Die Handball-Bundesliga arbeitet an Konzepten für 2020/21. „Wir können sicherlich nicht eine ganze Saison als Geisterspiele durchführen“, meinte Viktor Szilagyi, Geschäftsführer des Deutschen Meisters THW Kiel. Eine mögliche Form ist, Spiele zusammenzufassen. Trainer Maik Machulla von Vizemeister SG Flensburg-Handewitt spricht davon, „in sehr komprimierter Form mehrere Spiele in der Woche an einem Ort“ auszutragen. Von Bob Hanning, Manager der Füchse Berlin, kommt der Vorschlag, bei Geisterspielen auf große Hallen und hohe Mieten zu verzichten und in kleinere Hallen zu gehen.
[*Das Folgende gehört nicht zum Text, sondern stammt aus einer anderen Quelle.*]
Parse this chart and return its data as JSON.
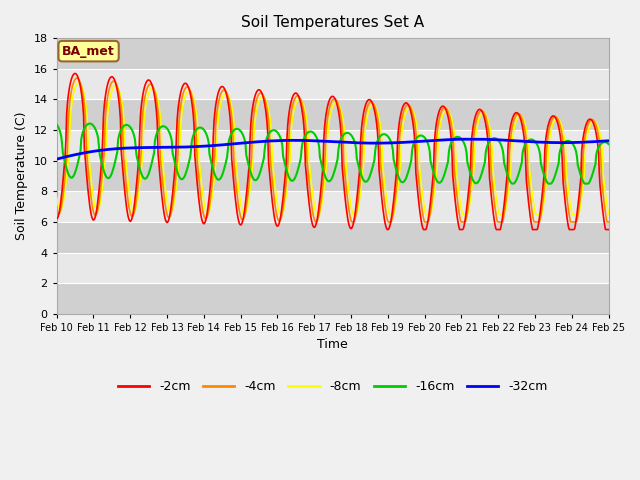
{
  "title": "Soil Temperatures Set A",
  "xlabel": "Time",
  "ylabel": "Soil Temperature (C)",
  "ylim": [
    0,
    18
  ],
  "yticks": [
    0,
    2,
    4,
    6,
    8,
    10,
    12,
    14,
    16,
    18
  ],
  "x_tick_labels": [
    "Feb 10",
    "Feb 11",
    "Feb 12",
    "Feb 13",
    "Feb 14",
    "Feb 15",
    "Feb 16",
    "Feb 17",
    "Feb 18",
    "Feb 19",
    "Feb 20",
    "Feb 21",
    "Feb 22",
    "Feb 23",
    "Feb 24",
    "Feb 25"
  ],
  "annotation_text": "BA_met",
  "annotation_bg": "#ffff99",
  "annotation_border": "#996633",
  "colors": {
    "-2cm": "#ff0000",
    "-4cm": "#ff8800",
    "-8cm": "#ffff00",
    "-16cm": "#00cc00",
    "-32cm": "#0000ff"
  },
  "fig_bg": "#f0f0f0",
  "plot_bg_light": "#e8e8e8",
  "plot_bg_dark": "#d0d0d0",
  "grid_color": "#ffffff"
}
Dem widerspricht Szilagyi: „Die Handball-Bundesliga ist nicht nur Hochleistungssport, sondern ein Premiumprodukt weltweit. Und genauso müssen wir das darstellen. Deshalb ist das für mich keine Option.“

Leichtathletik

Hochsprung-Weltmeisterin Marija Lassizkene und weiteren russischen Top-Leichtathleten unter neutraler Flagge droht ein internationales Startverbot. Wie der Weltverband World Athletics (WA) bestätigte, wolle man dem russischen Verband RUSAF keinen Aufschub bei der Strafzahlung von fünf Millionen Dollar einräumen und werde bei Nichtleistung bis zum Stichtag am 1. Juli zehn neutralen Athleten das Startrecht entziehen. RUSAF-Vizepräsident Eduard Bezuglow hatte am Sonntag erklärt, der Verband verfüge nicht über den geforderten Betrag und wolle eine Stundung bewirken.